Maps, an area where Apple faltered since its launch, is now a key focus, where Apple is planning to position this service against Google Maps. Despite that experts believe it is way behind Google Maps. Apple Pay of course is coming to the UK and more countries in the near future. As usual there was no mention of India and enthusiastic Indian customers need to keep a watch on this space.

Watch OS 2.0 could be an exception where the company announced an update to the recently launched Apple Watch. “Users can go beyond simply reading emails, and can now even reply to them. Improvements  in the iOS 9 — like transit directions in Maps — will be made available for the Apple Watch too.” As wearables are catching on in the enterprise, this one can make some sense to business users, even though it seems like a style statement.

Rooted In History

The fact that Apple mostly ignored the enterprise is rooted in history. The tech giant lost the personal computer competition in 1980s primarily because enterprises opted for rivals’ products. However, the release of iPad catapulted Apple to the top of the enterprise market. The iPad quickly became the gadget of choice among businesses and professionals. Apple quickly understood the huge demand for iPads. Hence, it made a strategic move by offering bulk purchases to businesses and crafting superior tools to deploy enterprise applications.

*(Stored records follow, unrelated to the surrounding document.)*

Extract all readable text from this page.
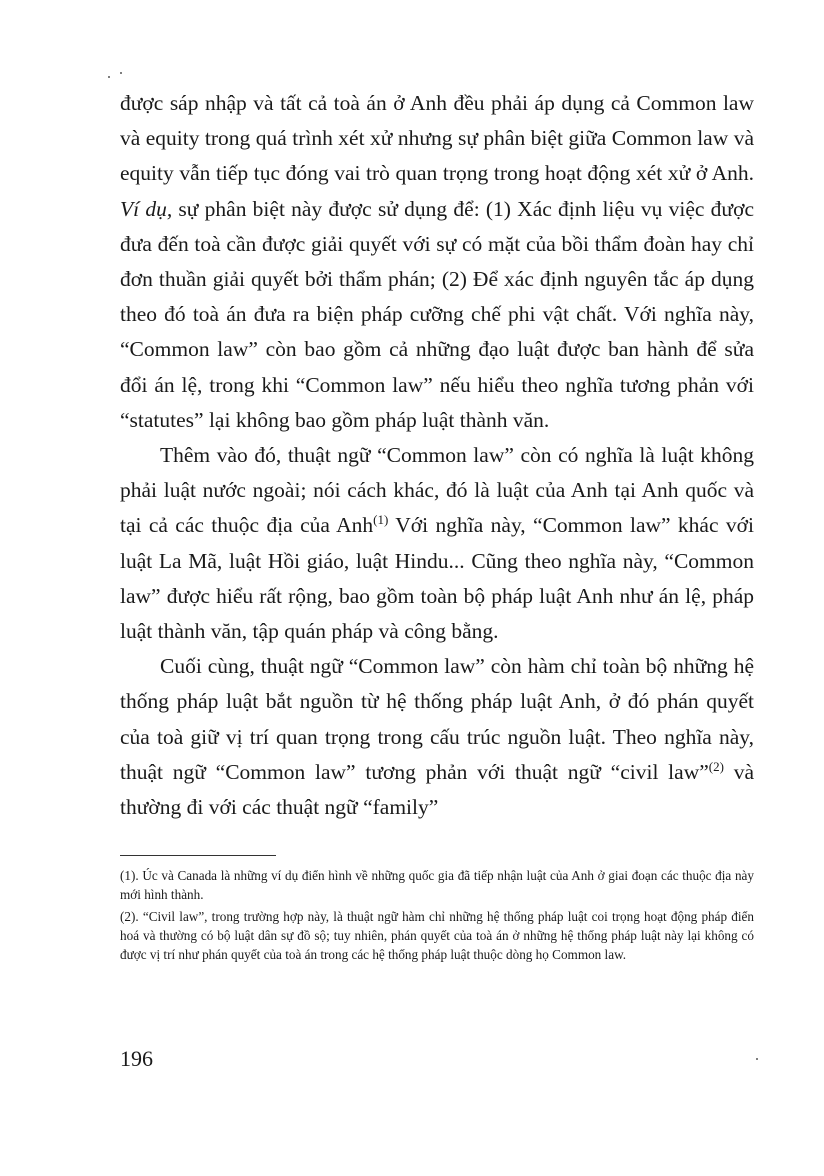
được sáp nhập và tất cả toà án ở Anh đều phải áp dụng cả Common law và equity trong quá trình xét xử nhưng sự phân biệt giữa Common law và equity vẫn tiếp tục đóng vai trò quan trọng trong hoạt động xét xử ở Anh. Ví dụ, sự phân biệt này được sử dụng để: (1) Xác định liệu vụ việc được đưa đến toà cần được giải quyết với sự có mặt của bồi thẩm đoàn hay chỉ đơn thuần giải quyết bởi thẩm phán; (2) Để xác định nguyên tắc áp dụng theo đó toà án đưa ra biện pháp cưỡng chế phi vật chất. Với nghĩa này, “Common law” còn bao gồm cả những đạo luật được ban hành để sửa đổi án lệ, trong khi “Common law” nếu hiểu theo nghĩa tương phản với “statutes” lại không bao gồm pháp luật thành văn.

Thêm vào đó, thuật ngữ “Common law” còn có nghĩa là luật không phải luật nước ngoài; nói cách khác, đó là luật của Anh tại Anh quốc và tại cả các thuộc địa của Anh$^{(1)}$ Với nghĩa này, “Common law” khác với luật La Mã, luật Hồi giáo, luật Hindu... Cũng theo nghĩa này, “Common law” được hiểu rất rộng, bao gồm toàn bộ pháp luật Anh như án lệ, pháp luật thành văn, tập quán pháp và công bằng.

Cuối cùng, thuật ngữ “Common law” còn hàm chỉ toàn bộ những hệ thống pháp luật bắt nguồn từ hệ thống pháp luật Anh, ở đó phán quyết của toà giữ vị trí quan trọng trong cấu trúc nguồn luật. Theo nghĩa này, thuật ngữ “Common law” tương phản với thuật ngữ “civil law”$^{(2)}$ và thường đi với các thuật ngữ “family”

(1). Úc và Canada là những ví dụ điển hình về những quốc gia đã tiếp nhận luật của Anh ở giai đoạn các thuộc địa này mới hình thành.

(2). “Civil law”, trong trường hợp này, là thuật ngữ hàm chỉ những hệ thống pháp luật coi trọng hoạt động pháp điển hoá và thường có bộ luật dân sự đồ sộ; tuy nhiên, phán quyết của toà án ở những hệ thống pháp luật này lại không có được vị trí như phán quyết của toà án trong các hệ thống pháp luật thuộc dòng họ Common law.

196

BlackBerry’s floundering in 2010 also gave Apple an advantage. That year, when the iPhone 4 was released, businesses accounted for 40% of iPhone sales.

Another milestone in 2014 was that Apple and IBM announced a strategic collaboration for creating more than 100 enterprise apps for both the iPad and iPhone that were designed for different industry verticals.

Better security, easier manageability and the presence of iOS make Apple solutions attractive to businesses. Despite all its positives, Apple still has a long way to go to woo the enterprise. According to a ZDNet survey, CIOs cited three barriers to wider deployments of Apple products. These include, high costs, lack of integration with other business software and limited set of management tools.

Does Apple really care? Steve Jobs explained in an interview in 2010 “What I love about the consumer market, that I always hated about the enterprise market, is that we come up with a product, we try to tell everybody about it, and every person votes for themselves. They go ‘yes’ or ‘no,’ and if enough of them say ‘yes,’ we get to come to work tomorrow. That’s how it works. It’s really simple. With the enterprise market, it’s not so simple. The people that use the products don’t decide for themselves, and the people that make those decisions sometimes are confused…”

While Apple has undergone a shift from where it was some 5-years ago, it has its own set of premonition, and maybe that’s how it plans to be in the game.